Gemma 2

State-of-the-art performance in lightweight packages, built on Gemini research.

Generic Info

Publisher: Google
Release Date: June 2024
Parameters: 2B, 9B, 27B
Context Window: 8k tokens
License: Gemma Terms of Use
Key Capabilities: Efficient Inference, Reasoning, Summarization

Gemma 2 models punch above their weight class.
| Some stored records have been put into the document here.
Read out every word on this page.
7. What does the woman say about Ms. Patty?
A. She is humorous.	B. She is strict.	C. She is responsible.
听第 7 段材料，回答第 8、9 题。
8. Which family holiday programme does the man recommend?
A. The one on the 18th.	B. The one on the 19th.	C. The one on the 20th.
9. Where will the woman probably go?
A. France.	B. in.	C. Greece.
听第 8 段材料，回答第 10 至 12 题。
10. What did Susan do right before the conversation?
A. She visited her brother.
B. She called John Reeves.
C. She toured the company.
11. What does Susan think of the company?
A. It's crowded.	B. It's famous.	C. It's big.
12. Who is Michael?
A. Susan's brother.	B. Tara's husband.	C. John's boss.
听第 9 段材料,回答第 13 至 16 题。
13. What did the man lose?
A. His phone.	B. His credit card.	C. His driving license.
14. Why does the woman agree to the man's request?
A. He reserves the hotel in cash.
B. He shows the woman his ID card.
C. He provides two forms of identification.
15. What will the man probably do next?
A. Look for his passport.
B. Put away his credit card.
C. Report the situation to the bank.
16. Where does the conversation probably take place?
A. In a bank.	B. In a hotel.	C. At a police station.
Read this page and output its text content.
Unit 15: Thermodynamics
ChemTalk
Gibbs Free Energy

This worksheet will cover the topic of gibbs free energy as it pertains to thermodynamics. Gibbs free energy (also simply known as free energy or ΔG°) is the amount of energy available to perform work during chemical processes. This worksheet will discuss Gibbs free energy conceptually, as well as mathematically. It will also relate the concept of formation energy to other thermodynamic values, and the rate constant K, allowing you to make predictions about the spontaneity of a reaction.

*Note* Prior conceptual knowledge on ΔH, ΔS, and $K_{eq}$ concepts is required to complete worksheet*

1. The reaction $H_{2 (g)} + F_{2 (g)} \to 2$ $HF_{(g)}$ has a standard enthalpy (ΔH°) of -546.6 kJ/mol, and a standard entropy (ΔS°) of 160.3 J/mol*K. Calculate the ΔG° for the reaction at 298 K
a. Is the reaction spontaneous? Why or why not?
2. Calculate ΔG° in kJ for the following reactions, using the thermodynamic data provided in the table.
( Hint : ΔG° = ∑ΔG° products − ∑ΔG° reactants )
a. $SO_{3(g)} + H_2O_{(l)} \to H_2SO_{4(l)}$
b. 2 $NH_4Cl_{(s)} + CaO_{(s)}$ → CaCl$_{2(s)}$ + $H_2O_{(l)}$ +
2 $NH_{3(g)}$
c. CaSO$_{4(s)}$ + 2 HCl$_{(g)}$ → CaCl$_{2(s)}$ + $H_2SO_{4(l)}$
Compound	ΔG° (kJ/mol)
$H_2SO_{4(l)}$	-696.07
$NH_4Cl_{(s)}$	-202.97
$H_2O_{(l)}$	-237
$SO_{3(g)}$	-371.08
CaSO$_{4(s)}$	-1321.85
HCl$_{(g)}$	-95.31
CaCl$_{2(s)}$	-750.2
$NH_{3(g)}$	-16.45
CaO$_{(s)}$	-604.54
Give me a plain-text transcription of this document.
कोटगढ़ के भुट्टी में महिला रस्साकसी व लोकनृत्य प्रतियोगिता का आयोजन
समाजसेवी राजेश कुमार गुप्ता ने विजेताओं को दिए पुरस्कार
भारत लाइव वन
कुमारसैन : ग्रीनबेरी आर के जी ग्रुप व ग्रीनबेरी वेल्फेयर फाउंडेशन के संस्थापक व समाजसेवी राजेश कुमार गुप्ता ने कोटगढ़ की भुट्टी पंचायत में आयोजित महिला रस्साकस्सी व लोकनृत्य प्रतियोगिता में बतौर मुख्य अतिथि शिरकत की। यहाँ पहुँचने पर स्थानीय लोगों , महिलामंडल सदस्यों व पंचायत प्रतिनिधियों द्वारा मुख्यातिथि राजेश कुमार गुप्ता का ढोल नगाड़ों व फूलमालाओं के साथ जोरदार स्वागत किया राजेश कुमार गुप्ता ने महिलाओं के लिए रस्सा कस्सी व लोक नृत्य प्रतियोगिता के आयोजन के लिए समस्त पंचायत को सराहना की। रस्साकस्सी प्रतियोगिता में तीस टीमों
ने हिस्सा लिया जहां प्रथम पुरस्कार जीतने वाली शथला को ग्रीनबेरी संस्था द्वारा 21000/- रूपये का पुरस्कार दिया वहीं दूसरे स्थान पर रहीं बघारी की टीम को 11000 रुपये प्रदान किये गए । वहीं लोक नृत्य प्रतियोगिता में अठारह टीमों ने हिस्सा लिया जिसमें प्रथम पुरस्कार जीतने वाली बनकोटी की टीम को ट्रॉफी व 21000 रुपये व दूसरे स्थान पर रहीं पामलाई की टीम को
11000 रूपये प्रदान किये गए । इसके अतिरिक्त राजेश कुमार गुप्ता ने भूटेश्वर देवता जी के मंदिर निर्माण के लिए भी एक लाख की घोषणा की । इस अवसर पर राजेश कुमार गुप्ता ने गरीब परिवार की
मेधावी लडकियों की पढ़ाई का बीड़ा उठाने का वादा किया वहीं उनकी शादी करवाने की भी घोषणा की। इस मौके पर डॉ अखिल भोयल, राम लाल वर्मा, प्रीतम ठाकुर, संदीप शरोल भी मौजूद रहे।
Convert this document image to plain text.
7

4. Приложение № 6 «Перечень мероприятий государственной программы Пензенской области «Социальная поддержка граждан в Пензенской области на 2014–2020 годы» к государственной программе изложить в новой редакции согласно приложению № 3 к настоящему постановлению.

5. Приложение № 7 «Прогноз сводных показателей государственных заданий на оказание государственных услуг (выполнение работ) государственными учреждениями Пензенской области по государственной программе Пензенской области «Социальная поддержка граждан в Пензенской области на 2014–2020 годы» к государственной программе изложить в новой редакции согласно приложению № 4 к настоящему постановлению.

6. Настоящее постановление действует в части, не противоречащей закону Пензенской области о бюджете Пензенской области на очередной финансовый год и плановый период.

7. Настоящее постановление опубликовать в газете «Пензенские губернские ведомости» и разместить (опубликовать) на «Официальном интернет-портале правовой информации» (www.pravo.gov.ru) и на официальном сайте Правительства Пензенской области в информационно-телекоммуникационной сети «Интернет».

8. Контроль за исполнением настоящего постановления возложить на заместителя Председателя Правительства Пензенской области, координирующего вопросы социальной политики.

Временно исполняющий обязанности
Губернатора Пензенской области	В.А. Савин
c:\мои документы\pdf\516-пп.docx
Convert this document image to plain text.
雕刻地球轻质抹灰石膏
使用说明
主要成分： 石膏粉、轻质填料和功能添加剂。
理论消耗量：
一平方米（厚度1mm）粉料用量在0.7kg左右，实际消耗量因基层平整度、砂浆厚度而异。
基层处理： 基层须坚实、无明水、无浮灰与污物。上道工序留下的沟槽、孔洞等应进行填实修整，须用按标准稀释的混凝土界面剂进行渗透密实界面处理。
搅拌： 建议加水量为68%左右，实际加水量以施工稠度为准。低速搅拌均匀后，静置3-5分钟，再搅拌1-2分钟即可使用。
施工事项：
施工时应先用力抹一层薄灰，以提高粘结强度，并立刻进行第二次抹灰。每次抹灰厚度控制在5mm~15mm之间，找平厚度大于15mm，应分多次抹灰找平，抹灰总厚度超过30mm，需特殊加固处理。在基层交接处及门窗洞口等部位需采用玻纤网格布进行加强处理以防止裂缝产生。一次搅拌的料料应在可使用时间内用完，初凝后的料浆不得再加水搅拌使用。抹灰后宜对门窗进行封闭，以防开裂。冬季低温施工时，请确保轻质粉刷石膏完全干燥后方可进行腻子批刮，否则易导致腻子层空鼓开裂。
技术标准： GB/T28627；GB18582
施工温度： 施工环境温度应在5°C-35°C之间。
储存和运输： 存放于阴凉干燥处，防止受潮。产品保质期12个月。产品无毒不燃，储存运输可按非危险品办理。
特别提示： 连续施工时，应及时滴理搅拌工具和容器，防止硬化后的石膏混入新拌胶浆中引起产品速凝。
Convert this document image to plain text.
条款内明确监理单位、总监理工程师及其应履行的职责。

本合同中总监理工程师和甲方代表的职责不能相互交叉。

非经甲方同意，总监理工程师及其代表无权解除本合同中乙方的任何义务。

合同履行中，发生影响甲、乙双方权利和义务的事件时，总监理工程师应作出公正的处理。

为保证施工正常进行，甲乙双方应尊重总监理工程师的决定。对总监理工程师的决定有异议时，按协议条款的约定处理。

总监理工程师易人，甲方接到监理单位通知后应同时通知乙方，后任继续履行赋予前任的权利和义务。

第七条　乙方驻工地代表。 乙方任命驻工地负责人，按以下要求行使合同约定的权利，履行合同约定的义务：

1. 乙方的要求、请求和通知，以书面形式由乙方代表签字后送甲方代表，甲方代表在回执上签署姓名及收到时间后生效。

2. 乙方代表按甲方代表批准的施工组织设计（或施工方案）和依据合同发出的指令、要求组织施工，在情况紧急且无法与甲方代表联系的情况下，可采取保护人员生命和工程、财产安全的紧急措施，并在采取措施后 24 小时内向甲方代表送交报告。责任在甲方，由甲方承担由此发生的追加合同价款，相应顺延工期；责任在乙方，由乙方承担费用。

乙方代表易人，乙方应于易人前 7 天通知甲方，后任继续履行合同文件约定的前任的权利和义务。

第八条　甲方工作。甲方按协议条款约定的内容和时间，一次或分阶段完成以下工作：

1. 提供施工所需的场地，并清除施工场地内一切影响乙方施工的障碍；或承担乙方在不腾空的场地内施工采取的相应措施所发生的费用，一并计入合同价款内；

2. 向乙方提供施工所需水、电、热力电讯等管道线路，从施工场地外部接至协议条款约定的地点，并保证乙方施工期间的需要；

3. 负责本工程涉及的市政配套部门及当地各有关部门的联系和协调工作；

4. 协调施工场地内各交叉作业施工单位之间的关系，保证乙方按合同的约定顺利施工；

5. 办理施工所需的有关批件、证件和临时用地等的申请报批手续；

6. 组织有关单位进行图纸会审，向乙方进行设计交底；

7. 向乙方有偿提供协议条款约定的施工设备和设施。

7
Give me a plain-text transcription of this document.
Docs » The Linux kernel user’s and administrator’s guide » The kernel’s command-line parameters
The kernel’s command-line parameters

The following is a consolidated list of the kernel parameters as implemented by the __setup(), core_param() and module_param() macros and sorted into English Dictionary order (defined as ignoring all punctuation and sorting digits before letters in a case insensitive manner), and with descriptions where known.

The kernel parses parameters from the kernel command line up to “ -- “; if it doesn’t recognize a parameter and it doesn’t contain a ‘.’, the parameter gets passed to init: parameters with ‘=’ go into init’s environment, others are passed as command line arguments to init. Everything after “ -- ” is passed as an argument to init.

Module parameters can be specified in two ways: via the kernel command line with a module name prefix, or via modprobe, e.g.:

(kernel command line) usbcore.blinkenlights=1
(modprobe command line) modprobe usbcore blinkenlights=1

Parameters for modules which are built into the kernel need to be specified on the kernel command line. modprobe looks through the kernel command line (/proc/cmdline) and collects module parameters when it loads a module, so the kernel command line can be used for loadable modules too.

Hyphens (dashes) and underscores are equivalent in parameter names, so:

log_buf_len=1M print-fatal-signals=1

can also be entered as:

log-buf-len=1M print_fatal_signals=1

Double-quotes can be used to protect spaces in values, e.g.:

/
The 9B and 27B variants offer reasoning capabilities that rival much larger models, making them perfect for deployment on consumer hardware or in cost-sensitive environments.

Hello World Guide

Run Gemma 2 with transformers.

Python

from transformers import pipeline
import torch

pipe = pipeline(
    "text-generation",
    model="google/gemma-2-9b-it",
    model_kwargs={"torch_dtype": torch.bfloat16},
    device_map="auto",
)

messages = [
    {"role": "user", "content": "Explain the theory of relativity to a 5-year-old."},
]

outputs = pipe(
    messages,
    max_new_tokens=256,
)

print(outputs[0]["generated_text"][-1])

Industry Usage

On-Device AI

The 2B and 9B models are optimized for running locally on laptops and desktops for privacy-preserving apps.

RAG Pipelines

Used as efficient generators in Retrieval-Augmented Generation systems where speed and cost are critical.

Academic Research

A popular choice for researchers due to its accessible size and strong performance baseline.